After staying the night at the Bridge B&B, we embarked on our journey to the Giant’s Causeway and the Carrick-a-Rede Rope Bridge. These two locations cannot be done justice with words alone. Hopefully the pictures provided will help illustrate the beauty of Northern Ireland. We were especially fortunate to have a beautiful day considering the weather in Northern Ireland is frequently rainy. To conclude the day, we went to the Theatre of Witness where we sat in a room with a UVF fighter, a IRA woman fighter, and a Royal Ulster Constabulary Police Officer. Having three people from the different sides of the conflict talk to us, and us having the opportunity to ask them questions was one of the most enlightening portions of the experience.

We got up early in the next morning and proceeded to Belfast. We immediately started a driving mural tour where we went into the Protestant and Catholic neighborhoods and saw murals depicting the divisiveness of the time. The light blue mural depicts a fighter in the UFF who was praised for killing the most Catholics.
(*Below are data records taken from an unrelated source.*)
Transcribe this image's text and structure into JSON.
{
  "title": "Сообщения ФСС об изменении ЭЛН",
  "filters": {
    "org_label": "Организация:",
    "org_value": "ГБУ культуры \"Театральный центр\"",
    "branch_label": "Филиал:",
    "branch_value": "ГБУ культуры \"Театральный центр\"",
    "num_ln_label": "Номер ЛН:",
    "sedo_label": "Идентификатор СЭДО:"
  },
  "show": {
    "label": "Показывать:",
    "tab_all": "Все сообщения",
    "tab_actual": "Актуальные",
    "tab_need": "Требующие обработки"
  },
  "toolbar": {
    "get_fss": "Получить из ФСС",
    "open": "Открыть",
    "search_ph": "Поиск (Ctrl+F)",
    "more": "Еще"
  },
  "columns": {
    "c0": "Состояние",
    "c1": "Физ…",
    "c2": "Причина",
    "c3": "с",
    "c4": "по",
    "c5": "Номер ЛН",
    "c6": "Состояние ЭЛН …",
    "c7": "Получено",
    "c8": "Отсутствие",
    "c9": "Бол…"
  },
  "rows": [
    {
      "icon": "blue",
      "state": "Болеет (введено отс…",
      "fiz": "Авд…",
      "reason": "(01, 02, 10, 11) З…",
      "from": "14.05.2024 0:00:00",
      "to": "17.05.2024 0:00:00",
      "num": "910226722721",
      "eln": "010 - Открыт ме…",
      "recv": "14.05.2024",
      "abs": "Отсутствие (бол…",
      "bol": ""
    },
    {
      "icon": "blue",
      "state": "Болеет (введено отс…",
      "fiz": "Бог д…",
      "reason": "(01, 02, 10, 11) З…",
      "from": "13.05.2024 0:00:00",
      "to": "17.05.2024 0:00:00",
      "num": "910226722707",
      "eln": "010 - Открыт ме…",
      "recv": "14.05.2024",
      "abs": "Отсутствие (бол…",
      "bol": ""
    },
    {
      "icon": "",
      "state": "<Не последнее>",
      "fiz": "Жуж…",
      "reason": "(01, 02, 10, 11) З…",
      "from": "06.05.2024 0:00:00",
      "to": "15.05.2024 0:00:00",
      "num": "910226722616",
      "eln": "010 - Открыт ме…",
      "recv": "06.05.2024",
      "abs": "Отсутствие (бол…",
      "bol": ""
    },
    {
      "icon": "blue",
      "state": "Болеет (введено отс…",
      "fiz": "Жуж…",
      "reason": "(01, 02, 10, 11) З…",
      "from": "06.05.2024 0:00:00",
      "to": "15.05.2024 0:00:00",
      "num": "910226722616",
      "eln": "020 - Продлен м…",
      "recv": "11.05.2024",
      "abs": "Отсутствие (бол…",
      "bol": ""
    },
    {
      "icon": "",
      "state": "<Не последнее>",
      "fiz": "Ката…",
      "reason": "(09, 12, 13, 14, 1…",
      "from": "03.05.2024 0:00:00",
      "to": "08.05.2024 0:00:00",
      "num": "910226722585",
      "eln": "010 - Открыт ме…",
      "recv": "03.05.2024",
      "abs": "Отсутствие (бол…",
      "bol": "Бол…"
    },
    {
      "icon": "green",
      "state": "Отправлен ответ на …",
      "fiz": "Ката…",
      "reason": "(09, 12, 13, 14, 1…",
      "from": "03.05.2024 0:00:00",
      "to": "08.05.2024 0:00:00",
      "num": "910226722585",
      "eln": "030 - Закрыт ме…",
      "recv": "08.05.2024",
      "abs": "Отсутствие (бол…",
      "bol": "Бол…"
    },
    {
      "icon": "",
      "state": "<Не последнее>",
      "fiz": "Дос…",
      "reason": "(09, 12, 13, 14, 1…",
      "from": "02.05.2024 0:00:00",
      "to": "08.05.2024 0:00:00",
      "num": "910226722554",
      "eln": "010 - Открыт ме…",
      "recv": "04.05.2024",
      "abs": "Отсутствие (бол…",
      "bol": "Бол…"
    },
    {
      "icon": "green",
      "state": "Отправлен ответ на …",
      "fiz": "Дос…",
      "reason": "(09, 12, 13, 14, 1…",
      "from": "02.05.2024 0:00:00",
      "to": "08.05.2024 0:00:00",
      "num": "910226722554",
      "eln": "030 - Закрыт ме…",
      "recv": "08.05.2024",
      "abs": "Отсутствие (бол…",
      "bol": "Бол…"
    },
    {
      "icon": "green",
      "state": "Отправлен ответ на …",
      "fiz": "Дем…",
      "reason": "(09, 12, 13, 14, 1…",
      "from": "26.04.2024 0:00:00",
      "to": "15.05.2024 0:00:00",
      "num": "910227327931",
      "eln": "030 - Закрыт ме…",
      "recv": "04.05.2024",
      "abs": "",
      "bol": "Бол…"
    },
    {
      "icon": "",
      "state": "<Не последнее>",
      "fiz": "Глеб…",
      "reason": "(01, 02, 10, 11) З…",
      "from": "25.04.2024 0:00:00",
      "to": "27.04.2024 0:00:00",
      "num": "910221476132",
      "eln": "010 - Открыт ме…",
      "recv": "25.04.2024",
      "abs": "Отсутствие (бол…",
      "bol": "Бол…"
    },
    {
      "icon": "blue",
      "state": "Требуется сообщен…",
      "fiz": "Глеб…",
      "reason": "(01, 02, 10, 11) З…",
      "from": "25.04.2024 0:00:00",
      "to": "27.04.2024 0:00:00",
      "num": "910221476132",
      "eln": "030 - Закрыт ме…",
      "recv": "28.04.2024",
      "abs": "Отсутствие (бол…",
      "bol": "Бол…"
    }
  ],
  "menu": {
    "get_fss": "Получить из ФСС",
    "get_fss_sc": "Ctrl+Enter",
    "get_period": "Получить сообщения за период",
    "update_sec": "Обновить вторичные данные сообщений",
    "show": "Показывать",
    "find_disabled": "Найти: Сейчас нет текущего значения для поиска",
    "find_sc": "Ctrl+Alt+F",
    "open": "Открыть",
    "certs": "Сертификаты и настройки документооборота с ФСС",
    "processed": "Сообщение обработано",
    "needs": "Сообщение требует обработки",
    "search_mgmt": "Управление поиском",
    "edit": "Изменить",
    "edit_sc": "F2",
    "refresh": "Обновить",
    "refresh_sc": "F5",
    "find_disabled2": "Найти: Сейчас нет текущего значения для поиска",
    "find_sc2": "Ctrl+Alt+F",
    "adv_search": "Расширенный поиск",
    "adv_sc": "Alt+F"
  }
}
We also had the opportunity to visit the Stormont Parliament Building and meet with several Members of the Legislative Assembly to learn about the current condition of Northern Ireland and the peace.

EG Remembrance mural

Perhaps my largest takeaway from the Northern Ireland experience was how real the conflict still is. Both physically and figuratively, the tension is still in the air. As you can see in the photo, there is a graffiti wall that still physically divides the neighborhoods of Belfast. I felt like I was in Berlin pre-1989. Even the simple interactions with people showed us how the conflict is still present. I asked the Apprentice Boy guide if he was born in Derry and he replied, “Londonderry, yes.” Even making small talk with a waiter about the World Cup and the United Kingdom he made a point to correct me by saying that he identifies with the Republic of Ireland. These experiences are something that you cannot read in a textbook, nor can you get them from any news outlet. Having seen the sides to the conflict in person, I am very interested in seeing how the Northern Ireland Conflict continues to play out throughout my lifetime.